ABSTRACT
Obesity is a critical public health problem associated with substantial morbidity and mortality. Binge eating
(BE), a compulsive episodic overeating behavior, is associated with increased rates of obesity and weight gain.
Despite the negative impact of BE on physiological health and obesity risk, the underlying neural mechanisms
contributing to BE are largely unknown. Loss of control (LOC) over eating - i.e., being unable to control the
quantity of food consumed - is a core feature of BE and a significant predictor of obesity. However, there have
been no mechanistic investigations of in vivo neural activity patterns underlying LOC during BE, limiting
development of new treatments. LOC is associated with difficulties disengaging from eating (i.e., feeding
offset), and pre-clinical models are an optimal system to precisely measure this behavioral event. In this set of
integrated training and scientific Aims, the candidate will identify neural correlates of feeding offset using an
animal model for BE to understand the underlying neural substrates of LOC. Data in mice show that activity in
dorsolateral striatum (DLS), a key region associated with behavior cessation, is blunted at feeding offset after
chronic BE. Preliminary data also suggest that activity in secondary motor cortex (M2) to DLS projecting cells
is reduced prior to feeding offset. This project will examine the role of DLS and M2 to DLS projecting cells in
feeding offset using a robust behavioral paradigm for binge eating in mice. The overarching hypotheses are: 1)

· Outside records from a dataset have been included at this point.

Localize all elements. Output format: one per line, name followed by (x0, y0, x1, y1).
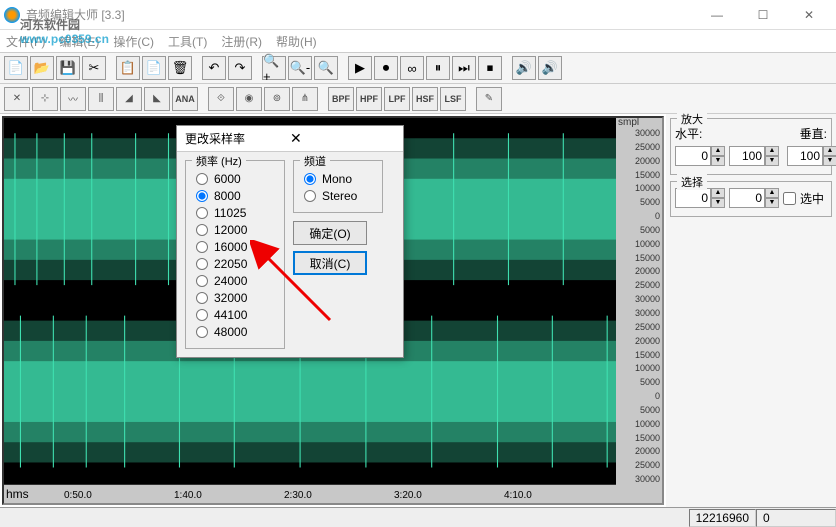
select-group: 选择 ▲▼ ▲▼ 选中 (670, 181, 832, 217)
copy-button[interactable]: 📋 (116, 56, 140, 80)
delete-button[interactable]: 🗑 (168, 56, 192, 80)
menu-operate[interactable]: 操作(C) (113, 33, 154, 50)
paste-button[interactable]: 📄 (142, 56, 166, 80)
menu-file[interactable]: 文件(F) (6, 33, 45, 50)
open-button[interactable]: 📂 (30, 56, 54, 80)
window-title: 音频编辑大师 [3.3] (26, 6, 694, 23)
new-button[interactable]: 📄 (4, 56, 28, 80)
fx-hpf[interactable]: HPF (356, 87, 382, 111)
vert-spin[interactable]: ▲▼ (787, 146, 836, 166)
play-button[interactable]: ▶ (348, 56, 372, 80)
loop-button[interactable]: ∞ (400, 56, 424, 80)
radio-freq-48000[interactable]: 48000 (196, 325, 274, 339)
resample-dialog: 更改采样率 ✕ 频率 (Hz) 600080001102512000160002… (176, 125, 404, 358)
ruler-horizontal: hms 0:50.01:40.02:30.03:20.04:10.0 (4, 485, 616, 503)
fx-ana[interactable]: ANA (172, 87, 198, 111)
zoom-out-button[interactable]: 🔍- (288, 56, 312, 80)
sel-start-spin[interactable]: ▲▼ (675, 188, 725, 208)
fx-pen[interactable]: ✎ (476, 87, 502, 111)
record-button[interactable]: ⏺ (374, 56, 398, 80)
status-pos: 12216960 (689, 509, 756, 527)
frequency-fieldset: 频率 (Hz) 60008000110251200016000220502400… (185, 160, 285, 349)
fx-5[interactable]: ◢ (116, 87, 142, 111)
fx-hsf[interactable]: HSF (412, 87, 438, 111)
maximize-button[interactable]: ☐ (740, 0, 786, 30)
skip-button[interactable]: ⏭ (452, 56, 476, 80)
close-button[interactable]: ✕ (786, 0, 832, 30)
radio-freq-8000[interactable]: 8000 (196, 189, 274, 203)
undo-button[interactable]: ↶ (202, 56, 226, 80)
fx-6[interactable]: ◣ (144, 87, 170, 111)
cut-button[interactable]: ✂ (82, 56, 106, 80)
vert-label: 垂直: (800, 125, 827, 142)
horiz-end-spin[interactable]: ▲▼ (729, 146, 779, 166)
save-button[interactable]: 💾 (56, 56, 80, 80)
radio-freq-24000[interactable]: 24000 (196, 274, 274, 288)
dialog-title: 更改采样率 (185, 130, 290, 147)
fx-2[interactable]: ⊹ (32, 87, 58, 111)
radio-freq-11025[interactable]: 11025 (196, 206, 274, 220)
radio-freq-32000[interactable]: 32000 (196, 291, 274, 305)
ok-button[interactable]: 确定(O) (293, 221, 367, 245)
radio-freq-16000[interactable]: 16000 (196, 240, 274, 254)
speaker-left-icon[interactable]: 🔊 (512, 56, 536, 80)
redo-button[interactable]: ↷ (228, 56, 252, 80)
dialog-titlebar[interactable]: 更改采样率 ✕ (177, 126, 403, 152)
zoom-fit-button[interactable]: 🔍 (314, 56, 338, 80)
horiz-label: 水平: (675, 125, 702, 142)
ruler-vertical: smpl 30000250002000015000100005000050001… (616, 118, 662, 503)
pause-button[interactable]: ⏸ (426, 56, 450, 80)
status-total: 0 (756, 509, 836, 527)
fx-lpf[interactable]: LPF (384, 87, 410, 111)
dialog-close-button[interactable]: ✕ (290, 130, 395, 147)
fx-1[interactable]: ✕ (4, 87, 30, 111)
statusbar: 12216960 0 (0, 507, 836, 527)
radio-stereo[interactable]: Stereo (304, 189, 372, 203)
radio-freq-12000[interactable]: 12000 (196, 223, 274, 237)
menu-help[interactable]: 帮助(H) (276, 33, 317, 50)
horiz-start-spin[interactable]: ▲▼ (675, 146, 725, 166)
sel-end-spin[interactable]: ▲▼ (729, 188, 779, 208)
channel-fieldset: 频道 Mono Stereo (293, 160, 383, 213)
zoom-group: 放大 水平: 垂直: ▲▼ ▲▼ ▲▼ (670, 118, 832, 175)
cancel-button[interactable]: 取消(C) (293, 251, 367, 275)
radio-mono[interactable]: Mono (304, 172, 372, 186)
sel-checkbox[interactable]: 选中 (783, 190, 824, 207)
menu-edit[interactable]: 编辑(E) (59, 33, 99, 50)
titlebar: 音频编辑大师 [3.3] — ☐ ✕ (0, 0, 836, 30)
menu-register[interactable]: 注册(R) (221, 33, 262, 50)
fx-9[interactable]: ⊚ (264, 87, 290, 111)
radio-freq-22050[interactable]: 22050 (196, 257, 274, 271)
radio-freq-6000[interactable]: 6000 (196, 172, 274, 186)
fx-10[interactable]: ⋔ (292, 87, 318, 111)
fx-bpf[interactable]: BPF (328, 87, 354, 111)
right-panel: 放大 水平: 垂直: ▲▼ ▲▼ ▲▼ 选择 ▲▼ ▲▼ 选中 (666, 114, 836, 507)
menubar: 文件(F) 编辑(E) 操作(C) 工具(T) 注册(R) 帮助(H) (0, 30, 836, 52)
fx-3[interactable]: 〰 (60, 87, 86, 111)
fx-lsf[interactable]: LSF (440, 87, 466, 111)
fx-7[interactable]: ⟐ (208, 87, 234, 111)
fx-8[interactable]: ◉ (236, 87, 262, 111)
zoom-in-button[interactable]: 🔍+ (262, 56, 286, 80)
fx-4[interactable]: ⫼ (88, 87, 114, 111)
toolbar-main: 📄 📂 💾 ✂ 📋 📄 🗑 ↶ ↷ 🔍+ 🔍- 🔍 ▶ ⏺ ∞ ⏸ ⏭ ⏹ 🔊 … (0, 52, 836, 84)
menu-tools[interactable]: 工具(T) (168, 33, 207, 50)
stop-button[interactable]: ⏹ (478, 56, 502, 80)
speaker-right-icon[interactable]: 🔊 (538, 56, 562, 80)
minimize-button[interactable]: — (694, 0, 740, 30)
radio-freq-44100[interactable]: 44100 (196, 308, 274, 322)
toolbar-effects: ✕ ⊹ 〰 ⫼ ◢ ◣ ANA ⟐ ◉ ⊚ ⋔ BPF HPF LPF HSF … (0, 84, 836, 114)
app-icon (4, 7, 20, 23)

D1 and D2 spiny projection neurons in DLS will differentially contribute to feeding offset in BE vs. non-BE mice;
2) reversing blunted DLS activity in BE mice via closed-loop stimulation will improve pathologic behavior; 3)
specific ensembles of M2 to DLS projecting cells tuned to feeding offset will be less active in BE mice; and 4)

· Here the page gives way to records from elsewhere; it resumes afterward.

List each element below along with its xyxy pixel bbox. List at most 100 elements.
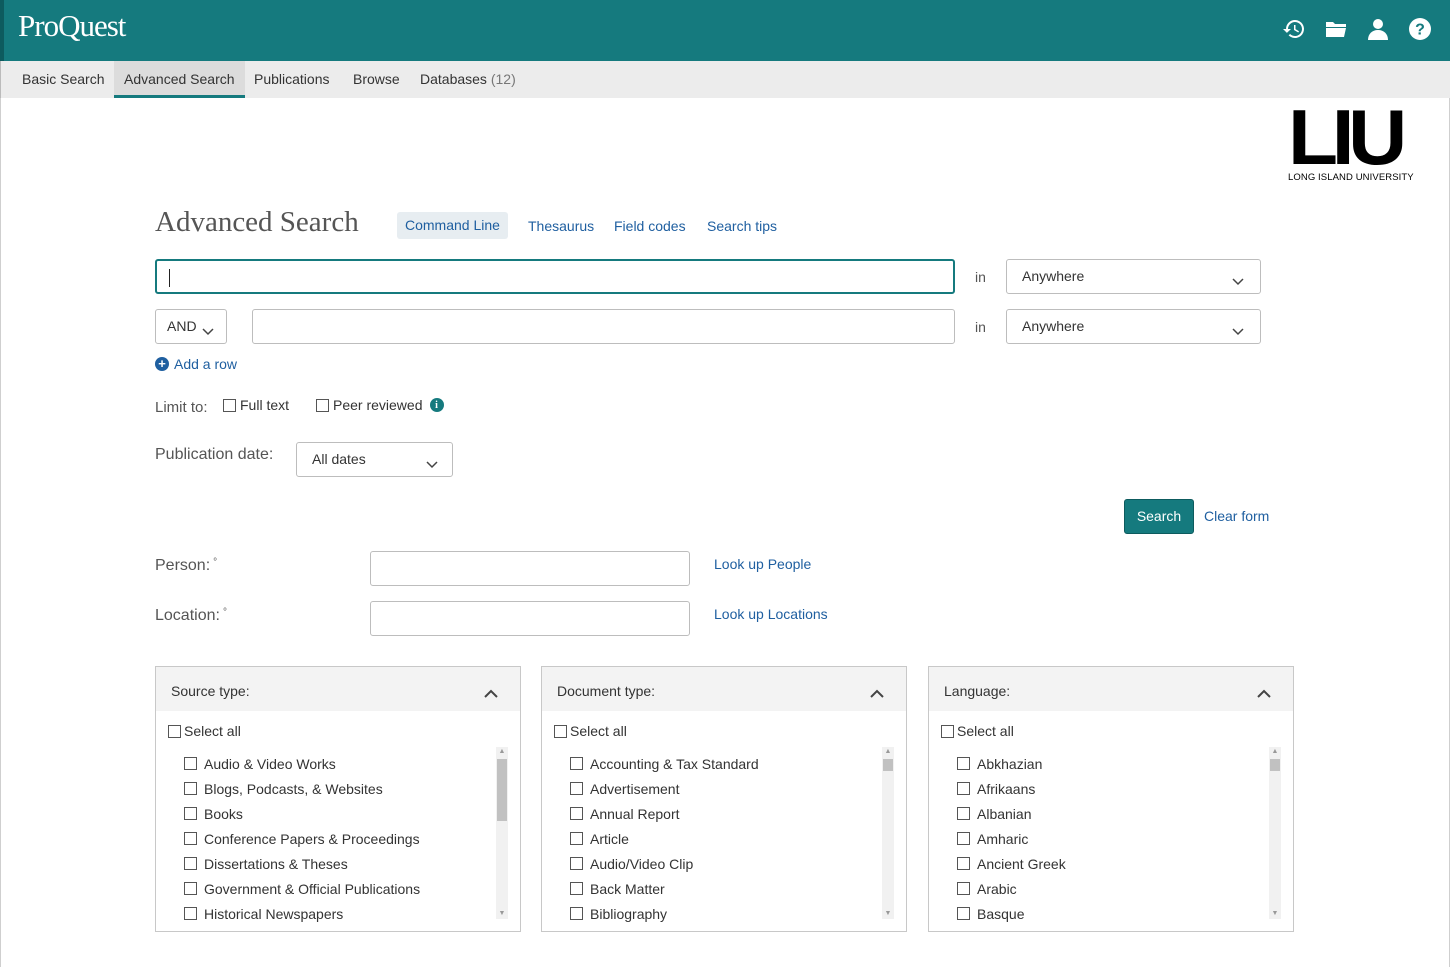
folder-icon[interactable] <box>1324 14 1348 44</box>
field-select-1[interactable]: Anywhere <box>1006 259 1261 294</box>
item-checkbox[interactable] <box>570 857 583 870</box>
list-item[interactable]: Back Matter <box>570 876 870 901</box>
list-item[interactable]: Arabic <box>957 876 1257 901</box>
item-checkbox[interactable] <box>570 782 583 795</box>
select-all-checkbox[interactable] <box>941 724 954 738</box>
list-item[interactable]: Advertisement <box>570 776 870 801</box>
person-input[interactable] <box>370 551 690 586</box>
list-item[interactable]: Conference Papers & Proceedings <box>184 826 484 851</box>
search-tips-link[interactable]: Search tips <box>707 218 777 234</box>
list-item[interactable]: Audio & Video Works <box>184 751 484 776</box>
select-all-checkbox[interactable] <box>168 724 181 738</box>
language-header[interactable]: Language: <box>929 667 1293 711</box>
scrollbar-thumb[interactable] <box>497 759 507 821</box>
document-type-header[interactable]: Document type: <box>542 667 906 711</box>
full-text-label[interactable]: Full text <box>240 397 289 413</box>
scroll-up-arrow-icon[interactable]: ▲ <box>496 747 508 757</box>
boolean-operator-select[interactable]: AND <box>155 309 227 344</box>
source-type-header[interactable]: Source type: <box>156 667 520 711</box>
item-checkbox[interactable] <box>184 832 197 845</box>
list-item[interactable]: Accounting & Tax Standard <box>570 751 870 776</box>
list-item[interactable]: Ancient Greek <box>957 851 1257 876</box>
list-item[interactable]: Audio/Video Clip <box>570 851 870 876</box>
tab-basic-search[interactable]: Basic Search <box>12 61 114 98</box>
user-icon[interactable] <box>1366 14 1390 44</box>
scroll-up-arrow-icon[interactable]: ▲ <box>882 747 894 757</box>
look-up-locations-link[interactable]: Look up Locations <box>714 606 828 622</box>
proquest-logo[interactable]: ProQuest <box>18 8 126 44</box>
item-checkbox[interactable] <box>957 782 970 795</box>
scroll-down-arrow-icon[interactable]: ▼ <box>882 909 894 919</box>
item-checkbox[interactable] <box>957 757 970 770</box>
source-type-select-all[interactable]: Select all <box>168 723 241 739</box>
tab-browse[interactable]: Browse <box>343 61 410 98</box>
list-item[interactable]: Books <box>184 801 484 826</box>
item-checkbox[interactable] <box>570 832 583 845</box>
item-checkbox[interactable] <box>184 782 197 795</box>
item-checkbox[interactable] <box>570 757 583 770</box>
thesaurus-link[interactable]: Thesaurus <box>528 218 594 234</box>
scroll-down-arrow-icon[interactable]: ▼ <box>496 909 508 919</box>
add-row-link[interactable]: + Add a row <box>155 356 237 372</box>
list-item[interactable]: Basque <box>957 901 1257 926</box>
peer-reviewed-checkbox[interactable] <box>316 398 329 412</box>
document-type-select-all[interactable]: Select all <box>554 723 627 739</box>
history-icon[interactable] <box>1282 14 1306 44</box>
item-checkbox[interactable] <box>957 907 970 920</box>
full-text-checkbox[interactable] <box>223 398 236 412</box>
chevron-up-icon[interactable] <box>484 685 498 698</box>
list-item[interactable]: Annual Report <box>570 801 870 826</box>
item-checkbox[interactable] <box>957 807 970 820</box>
chevron-up-icon[interactable] <box>870 685 884 698</box>
list-item[interactable]: Government & Official Publications <box>184 876 484 901</box>
tab-databases[interactable]: Databases (12) <box>410 61 526 98</box>
peer-reviewed-label[interactable]: Peer reviewed <box>333 397 423 413</box>
item-checkbox[interactable] <box>570 882 583 895</box>
chevron-up-icon[interactable] <box>1257 685 1271 698</box>
list-item[interactable]: Bibliography <box>570 901 870 926</box>
field-codes-link[interactable]: Field codes <box>614 218 686 234</box>
item-checkbox[interactable] <box>957 832 970 845</box>
boolean-operator-value: AND <box>167 318 197 334</box>
scroll-down-arrow-icon[interactable]: ▼ <box>1269 909 1281 919</box>
item-checkbox[interactable] <box>957 882 970 895</box>
item-checkbox[interactable] <box>184 882 197 895</box>
list-item[interactable]: Amharic <box>957 826 1257 851</box>
info-icon[interactable]: i <box>429 398 444 412</box>
scrollbar-thumb[interactable] <box>883 759 893 771</box>
item-checkbox[interactable] <box>184 757 197 770</box>
look-up-people-link[interactable]: Look up People <box>714 556 811 572</box>
item-checkbox[interactable] <box>957 857 970 870</box>
language-select-all[interactable]: Select all <box>941 723 1014 739</box>
help-icon[interactable]: ? <box>1408 14 1432 44</box>
search-term-input-1[interactable] <box>155 259 955 294</box>
list-item[interactable]: Afrikaans <box>957 776 1257 801</box>
list-item[interactable]: Dissertations & Theses <box>184 851 484 876</box>
item-label: Annual Report <box>590 805 680 822</box>
command-line-link[interactable]: Command Line <box>397 212 508 239</box>
document-type-scrollbar[interactable]: ▲ ▼ <box>882 747 894 919</box>
location-input[interactable] <box>370 601 690 636</box>
publication-date-select[interactable]: All dates <box>296 442 453 477</box>
source-type-scrollbar[interactable]: ▲ ▼ <box>496 747 508 919</box>
scrollbar-thumb[interactable] <box>1270 759 1280 771</box>
search-button[interactable]: Search <box>1124 499 1194 534</box>
list-item[interactable]: Article <box>570 826 870 851</box>
select-all-checkbox[interactable] <box>554 724 567 738</box>
clear-form-link[interactable]: Clear form <box>1204 508 1269 524</box>
list-item[interactable]: Blogs, Podcasts, & Websites <box>184 776 484 801</box>
list-item[interactable]: Albanian <box>957 801 1257 826</box>
field-select-2[interactable]: Anywhere <box>1006 309 1261 344</box>
list-item[interactable]: Abkhazian <box>957 751 1257 776</box>
item-checkbox[interactable] <box>184 807 197 820</box>
search-term-input-2[interactable] <box>252 309 955 344</box>
language-scrollbar[interactable]: ▲ ▼ <box>1269 747 1281 919</box>
item-checkbox[interactable] <box>184 907 197 920</box>
item-checkbox[interactable] <box>184 857 197 870</box>
tab-publications[interactable]: Publications <box>244 61 340 98</box>
list-item[interactable]: Historical Newspapers <box>184 901 484 926</box>
tab-advanced-search[interactable]: Advanced Search <box>114 61 245 98</box>
item-checkbox[interactable] <box>570 807 583 820</box>
item-checkbox[interactable] <box>570 907 583 920</box>
scroll-up-arrow-icon[interactable]: ▲ <box>1269 747 1281 757</box>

increasing activity of M2 to DLS specific neurons will improve maladaptive feeding behavior. Cellular resolution
in vivo calcium imaging will be used to identify neural activity patterns in specific DLS cell populations during
feeding offset (Aim 1). Closed-loop optogenetics will be used determine whether manipulation of neural activity
in DLS cell populations facilitates changes in feeding offset (Aim 2). Finally, in vivo calcium imaging and
optogenetics will be used to identify, track, and manipulate M2 to DLS projecting cells at feeding offset in BE
and non-BE mice to investigate a potential cortical treatment target for non-invasive treatment of BE (Aim 3).

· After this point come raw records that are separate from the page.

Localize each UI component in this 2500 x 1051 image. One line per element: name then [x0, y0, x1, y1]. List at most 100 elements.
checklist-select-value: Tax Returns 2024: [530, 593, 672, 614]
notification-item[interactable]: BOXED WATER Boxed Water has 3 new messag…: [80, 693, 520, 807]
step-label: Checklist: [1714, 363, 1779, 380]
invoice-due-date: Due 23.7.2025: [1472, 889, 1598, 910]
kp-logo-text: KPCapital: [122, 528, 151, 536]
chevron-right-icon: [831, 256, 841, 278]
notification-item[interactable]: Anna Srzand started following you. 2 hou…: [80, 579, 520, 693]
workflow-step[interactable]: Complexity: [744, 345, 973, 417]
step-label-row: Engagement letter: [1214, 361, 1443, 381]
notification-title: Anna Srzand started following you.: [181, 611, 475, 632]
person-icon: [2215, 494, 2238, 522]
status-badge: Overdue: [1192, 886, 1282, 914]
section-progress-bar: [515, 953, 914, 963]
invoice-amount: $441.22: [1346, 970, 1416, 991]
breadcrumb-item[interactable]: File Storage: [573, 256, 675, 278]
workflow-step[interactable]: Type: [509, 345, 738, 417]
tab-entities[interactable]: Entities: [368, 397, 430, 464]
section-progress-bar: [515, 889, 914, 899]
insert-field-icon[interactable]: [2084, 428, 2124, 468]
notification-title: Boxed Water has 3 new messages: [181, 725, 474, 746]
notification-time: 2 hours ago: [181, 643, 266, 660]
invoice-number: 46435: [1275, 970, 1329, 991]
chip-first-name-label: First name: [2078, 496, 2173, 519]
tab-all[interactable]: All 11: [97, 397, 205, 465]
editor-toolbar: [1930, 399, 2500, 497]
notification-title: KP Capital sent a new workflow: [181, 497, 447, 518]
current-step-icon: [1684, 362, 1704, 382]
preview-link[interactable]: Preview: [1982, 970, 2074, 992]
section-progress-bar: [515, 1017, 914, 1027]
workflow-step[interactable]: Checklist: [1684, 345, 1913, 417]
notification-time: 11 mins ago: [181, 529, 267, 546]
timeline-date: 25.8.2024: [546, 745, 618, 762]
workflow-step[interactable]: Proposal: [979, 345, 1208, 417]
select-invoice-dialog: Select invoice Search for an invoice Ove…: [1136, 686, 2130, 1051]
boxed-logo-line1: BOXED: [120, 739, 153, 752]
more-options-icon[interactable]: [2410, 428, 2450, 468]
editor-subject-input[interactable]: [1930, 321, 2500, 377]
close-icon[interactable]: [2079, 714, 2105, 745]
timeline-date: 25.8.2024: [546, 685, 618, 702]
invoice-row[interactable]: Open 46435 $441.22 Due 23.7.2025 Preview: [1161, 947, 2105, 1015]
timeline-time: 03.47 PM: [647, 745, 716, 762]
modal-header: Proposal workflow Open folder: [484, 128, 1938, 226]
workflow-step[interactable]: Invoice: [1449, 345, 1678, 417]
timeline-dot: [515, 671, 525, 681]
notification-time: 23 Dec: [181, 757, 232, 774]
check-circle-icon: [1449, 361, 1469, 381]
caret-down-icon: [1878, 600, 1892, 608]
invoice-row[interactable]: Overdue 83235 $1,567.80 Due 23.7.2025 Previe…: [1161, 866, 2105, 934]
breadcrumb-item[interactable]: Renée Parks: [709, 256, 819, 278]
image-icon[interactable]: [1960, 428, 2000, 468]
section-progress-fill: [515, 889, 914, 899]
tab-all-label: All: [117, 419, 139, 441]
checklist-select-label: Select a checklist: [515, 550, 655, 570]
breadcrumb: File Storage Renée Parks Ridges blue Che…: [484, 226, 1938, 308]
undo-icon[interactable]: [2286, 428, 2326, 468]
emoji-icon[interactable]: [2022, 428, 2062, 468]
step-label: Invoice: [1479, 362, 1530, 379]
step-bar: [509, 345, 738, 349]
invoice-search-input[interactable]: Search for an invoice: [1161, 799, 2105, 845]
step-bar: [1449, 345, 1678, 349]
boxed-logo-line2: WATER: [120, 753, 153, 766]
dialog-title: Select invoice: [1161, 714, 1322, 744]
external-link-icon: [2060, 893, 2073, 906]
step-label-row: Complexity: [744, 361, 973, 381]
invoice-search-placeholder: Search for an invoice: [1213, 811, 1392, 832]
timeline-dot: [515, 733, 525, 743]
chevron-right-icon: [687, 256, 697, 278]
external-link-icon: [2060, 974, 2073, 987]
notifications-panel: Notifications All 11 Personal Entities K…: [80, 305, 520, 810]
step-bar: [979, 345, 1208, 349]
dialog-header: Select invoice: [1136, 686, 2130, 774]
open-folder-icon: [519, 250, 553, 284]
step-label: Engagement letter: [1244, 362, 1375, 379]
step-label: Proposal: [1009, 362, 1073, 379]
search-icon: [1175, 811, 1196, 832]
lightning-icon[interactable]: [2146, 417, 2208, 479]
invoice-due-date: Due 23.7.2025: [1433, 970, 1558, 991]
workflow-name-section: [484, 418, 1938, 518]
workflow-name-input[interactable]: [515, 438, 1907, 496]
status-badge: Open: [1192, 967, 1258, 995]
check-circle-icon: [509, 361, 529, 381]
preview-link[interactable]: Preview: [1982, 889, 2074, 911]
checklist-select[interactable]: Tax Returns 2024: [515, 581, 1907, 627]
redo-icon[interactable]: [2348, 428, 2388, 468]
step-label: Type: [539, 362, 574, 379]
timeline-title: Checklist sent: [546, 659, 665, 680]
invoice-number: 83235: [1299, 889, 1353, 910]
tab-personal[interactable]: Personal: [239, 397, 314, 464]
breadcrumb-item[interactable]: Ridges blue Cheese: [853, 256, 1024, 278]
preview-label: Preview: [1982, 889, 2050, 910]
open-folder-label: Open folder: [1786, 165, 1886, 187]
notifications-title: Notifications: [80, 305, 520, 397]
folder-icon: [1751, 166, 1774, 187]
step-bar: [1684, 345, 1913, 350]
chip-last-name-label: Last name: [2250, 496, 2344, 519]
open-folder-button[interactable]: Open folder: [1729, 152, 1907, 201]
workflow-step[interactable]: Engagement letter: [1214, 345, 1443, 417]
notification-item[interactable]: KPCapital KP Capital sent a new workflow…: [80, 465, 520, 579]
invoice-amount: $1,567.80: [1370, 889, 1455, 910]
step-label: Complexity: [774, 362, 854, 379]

The integrated training plan will ensure the candidate achieves her career goal of developing an independent
program in translational BE and obesity research. The candidate will expand her training in 4 core areas: 1)
learn cellular resolution in vivo calcium imaging; 2) develop statistical analysis skills applicable to complex
neural data aligned to behavioral events; 3) apply circuit manipulation techniques to inform future treatment
interventions; and 4) refine measurement of novel BE behaviors to maximize translational impact. Completion
of this K08 will contribute to a program of research that will increase our understanding of how core circuits
underlying BE can be manipulated to minimize maladaptive feeding that contributes to obesity risk.